CHICAGO--Patients with metastatic soft tissue sarcoma (STS) who had previously received anthracycline had a threefold increase in progression-free survival (PFS) when treated with pazopanib vs. placebo, according to results of the randomized Phase 3 PALETTE trial reported at American Society of Clinical Oncology's 2011 Annual Meeting.

Winette T.A. van der Graaf, of Radboud University, Nijmegen Medical Centre, Nijmegen, Netherlands, presenting the results of the EORTC STBSG Global Network Study, reported an increase in median PFS of 13 weeks with pazopanib vs. placebo. Pazopanib, a multitargeted angiogenesis inhibitor, has demonstrated single-agent activity in patients with advanced STS.

In this study, the efficacy and safety of pazopanib vs. placebo as second or later line treatment were evaluated in patients with metastatic STS in a multi-center, international, double-blind, placebo-controlled trial.

Patients ≥18 years of age with angiogenesis inhibitor-naïve, histologically proved, metastatic STS, who failed at least one anthracycline-containing regimen, could enter the study. Eligibility criteria included ≥1 measurable baseline lesion (per RECIST v1.0), WHO PS 0-1, adequate bone marrow, coagulation, hepatic and renal function, no poorly controlled hypertension, no bleeding diathesis, and no CNS involvement. Patients were randomized 2:1 to receive either pazopanib 800mg once daily or placebo until tumor progression, unacceptable toxicity, death, or discontinuation at the request of the patient.

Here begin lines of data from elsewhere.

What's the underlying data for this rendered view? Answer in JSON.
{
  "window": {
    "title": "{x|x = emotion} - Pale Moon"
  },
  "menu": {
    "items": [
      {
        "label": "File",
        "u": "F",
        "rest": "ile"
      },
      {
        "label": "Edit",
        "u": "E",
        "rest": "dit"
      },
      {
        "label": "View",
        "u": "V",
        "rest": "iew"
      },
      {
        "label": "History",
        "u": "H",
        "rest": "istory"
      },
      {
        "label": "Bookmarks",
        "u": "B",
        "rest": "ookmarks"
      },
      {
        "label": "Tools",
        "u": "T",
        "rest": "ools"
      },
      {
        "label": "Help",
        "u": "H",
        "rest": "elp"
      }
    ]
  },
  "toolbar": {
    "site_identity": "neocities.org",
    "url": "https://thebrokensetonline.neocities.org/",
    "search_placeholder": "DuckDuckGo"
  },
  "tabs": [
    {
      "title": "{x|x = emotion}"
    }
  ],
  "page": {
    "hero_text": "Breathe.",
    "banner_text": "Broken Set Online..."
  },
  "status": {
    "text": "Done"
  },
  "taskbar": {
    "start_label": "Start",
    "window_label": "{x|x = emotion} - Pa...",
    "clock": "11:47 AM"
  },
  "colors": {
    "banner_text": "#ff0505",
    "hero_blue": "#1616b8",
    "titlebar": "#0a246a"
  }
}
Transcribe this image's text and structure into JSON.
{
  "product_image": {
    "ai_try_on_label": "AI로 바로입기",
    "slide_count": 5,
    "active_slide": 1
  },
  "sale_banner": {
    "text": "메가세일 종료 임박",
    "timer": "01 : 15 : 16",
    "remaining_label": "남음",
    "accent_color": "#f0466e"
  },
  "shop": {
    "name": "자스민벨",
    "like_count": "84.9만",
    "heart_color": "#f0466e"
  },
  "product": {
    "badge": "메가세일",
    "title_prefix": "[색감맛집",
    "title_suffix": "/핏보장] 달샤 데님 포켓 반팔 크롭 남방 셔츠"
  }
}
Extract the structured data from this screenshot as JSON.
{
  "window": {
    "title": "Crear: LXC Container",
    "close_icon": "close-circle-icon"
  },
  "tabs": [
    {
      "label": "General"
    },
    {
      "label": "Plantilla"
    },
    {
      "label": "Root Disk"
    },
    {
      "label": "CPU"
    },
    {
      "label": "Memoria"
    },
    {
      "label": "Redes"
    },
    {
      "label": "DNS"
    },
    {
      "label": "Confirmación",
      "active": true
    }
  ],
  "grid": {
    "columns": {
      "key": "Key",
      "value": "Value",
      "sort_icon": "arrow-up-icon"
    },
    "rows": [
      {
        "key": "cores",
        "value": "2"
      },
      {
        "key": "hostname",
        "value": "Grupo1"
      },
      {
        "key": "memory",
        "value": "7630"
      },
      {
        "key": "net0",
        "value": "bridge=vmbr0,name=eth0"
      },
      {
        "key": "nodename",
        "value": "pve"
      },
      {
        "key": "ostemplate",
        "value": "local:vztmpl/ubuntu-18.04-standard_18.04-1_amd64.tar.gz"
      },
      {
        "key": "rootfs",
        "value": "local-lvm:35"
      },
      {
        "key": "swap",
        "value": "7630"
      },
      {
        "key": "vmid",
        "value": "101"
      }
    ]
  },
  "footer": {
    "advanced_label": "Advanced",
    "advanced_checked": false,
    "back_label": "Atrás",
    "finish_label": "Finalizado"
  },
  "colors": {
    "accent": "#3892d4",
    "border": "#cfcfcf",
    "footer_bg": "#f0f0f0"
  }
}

A total of 369 randomized patients (246 pazopanib; 123 placebo) participated in the study. Median age was 51.9 years in the placebo group and 56.7 years in the pazopanib group. At a median follow-up of 15 months, the primary endpoint of PFS per independent review was significantly prolonged with pazopanib (median: 4.6 vs. 1.5 months; HR 0.31 [0.24–0.40]; P<0.0001). The interim analysis for overall survival shows a statistically nonsignificant improvement of pazopanib vs. placebo (median: 11.9 vs 10.4 months; HR 0.83 [0.62-1.09]; P=0.1782).

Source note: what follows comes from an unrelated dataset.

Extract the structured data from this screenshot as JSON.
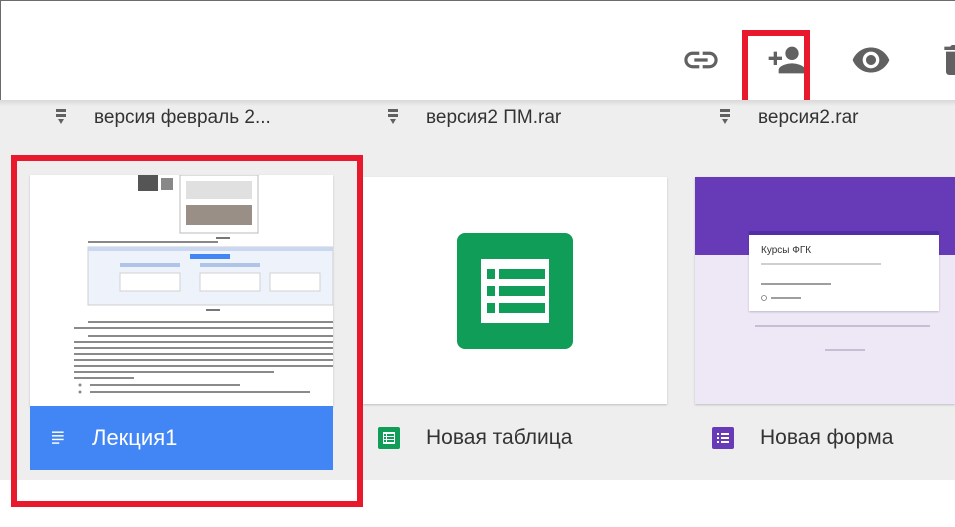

Best overall response based on independent review is 14 partial responses in the pazopanib group (vs. none in the placebo group) and 164 patients with stable disease (vs. 47 in the placebo group).

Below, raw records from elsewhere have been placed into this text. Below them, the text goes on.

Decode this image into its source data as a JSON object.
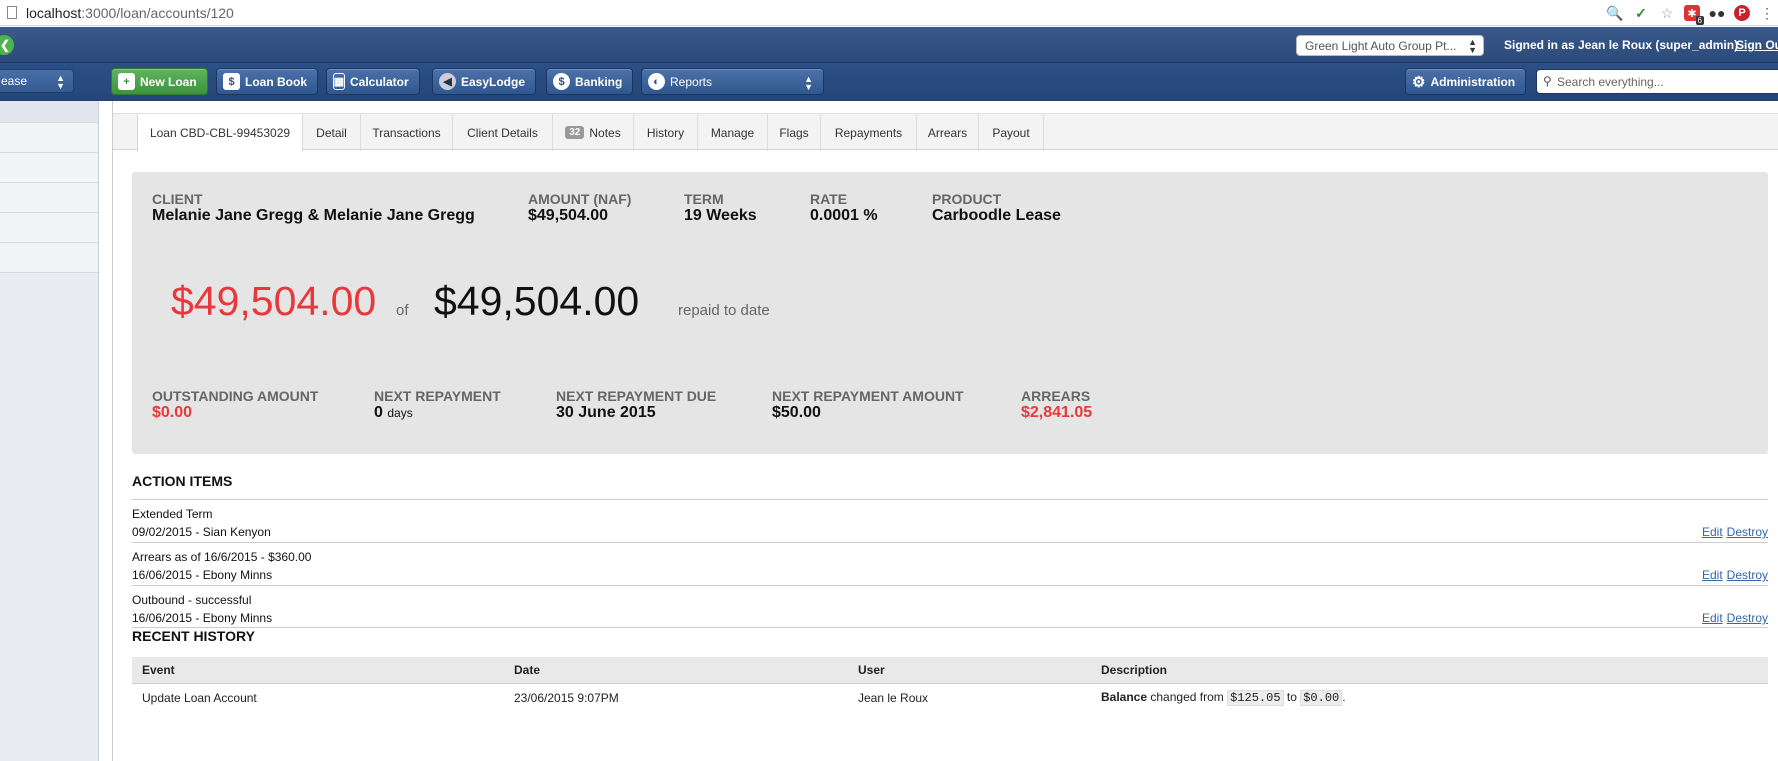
{
  "browser": {
    "url_host": "localhost",
    "url_path": ":3000/loan/accounts/120",
    "extension_icons": [
      "search-icon",
      "check-icon",
      "star-icon",
      "bookmark-icon",
      "spy-icon",
      "pinterest-icon",
      "more-icon"
    ],
    "extension_badge": "6"
  },
  "topbar": {
    "company": "Green Light Auto Group Pt...",
    "signed_in": "Signed in as Jean le Roux (super_admin)",
    "sign_out": "Sign Out"
  },
  "toolbar": {
    "left_select": "ease",
    "new_loan": "New Loan",
    "loan_book": "Loan Book",
    "calculator": "Calculator",
    "easylodge": "EasyLodge",
    "banking": "Banking",
    "reports": "Reports",
    "administration": "Administration",
    "search_placeholder": "Search everything..."
  },
  "tabs": {
    "loan": "Loan CBD-CBL-99453029",
    "detail": "Detail",
    "transactions": "Transactions",
    "client_details": "Client Details",
    "notes_count": "32",
    "notes": "Notes",
    "history": "History",
    "manage": "Manage",
    "flags": "Flags",
    "repayments": "Repayments",
    "arrears": "Arrears",
    "payout": "Payout"
  },
  "summary": {
    "client_label": "CLIENT",
    "client_value": "Melanie Jane Gregg & Melanie Jane Gregg",
    "amount_label": "AMOUNT (NAF)",
    "amount_value": "$49,504.00",
    "term_label": "TERM",
    "term_value": "19 Weeks",
    "rate_label": "RATE",
    "rate_value": "0.0001 %",
    "product_label": "PRODUCT",
    "product_value": "Carboodle Lease",
    "repaid_amount": "$49,504.00",
    "of_text": "of",
    "total_amount": "$49,504.00",
    "repaid_text": "repaid to date",
    "outstanding_label": "OUTSTANDING AMOUNT",
    "outstanding_value": "$0.00",
    "next_repayment_label": "NEXT REPAYMENT",
    "next_repayment_value": "0",
    "next_repayment_unit": "days",
    "next_due_label": "NEXT REPAYMENT DUE",
    "next_due_value": "30 June 2015",
    "next_amount_label": "NEXT REPAYMENT AMOUNT",
    "next_amount_value": "$50.00",
    "arrears_label": "ARREARS",
    "arrears_value": "$2,841.05"
  },
  "action_items": {
    "title": "ACTION ITEMS",
    "edit": "Edit",
    "destroy": "Destroy",
    "items": [
      {
        "title": "Extended Term",
        "meta": "09/02/2015 - Sian Kenyon"
      },
      {
        "title": "Arrears as of 16/6/2015 - $360.00",
        "meta": "16/06/2015 - Ebony Minns"
      },
      {
        "title": "Outbound - successful",
        "meta": "16/06/2015 - Ebony Minns"
      }
    ]
  },
  "recent_history": {
    "title": "RECENT HISTORY",
    "headers": [
      "Event",
      "Date",
      "User",
      "Description"
    ],
    "rows": [
      {
        "event": "Update Loan Account",
        "date": "23/06/2015 9:07PM",
        "user": "Jean le Roux",
        "desc_field": "Balance",
        "desc_changed": "changed from",
        "desc_from": "$125.05",
        "desc_to_word": "to",
        "desc_to": "$0.00",
        "desc_end": "."
      }
    ]
  }
}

Dr. van der Graaf noted that with adequate monitoring and timely interventions, adverse events are manageable. The primary therapy Grade 3/4 toxicities in the pazopanib vs. placebo arm, respectively, were fatigue (13.4%, 6%), hypertension (7%, nil), anorexia (6%, nil), and diarrhea (5%, 1%). Thromboembolic events (Grade 3-5) were 3% in the pazopanib group and 2% in the placebo group. Median relative dose intensity of pazopanib was 98.6%. Eight patients died; one death (liver and kidney failure) was related to treatment with pazopanib.

Final OS analysis is anticipated later this year. The study was conducted by EORTC and GlaxoSmithKline in collaboration with 72 sarcoma centers worldwide.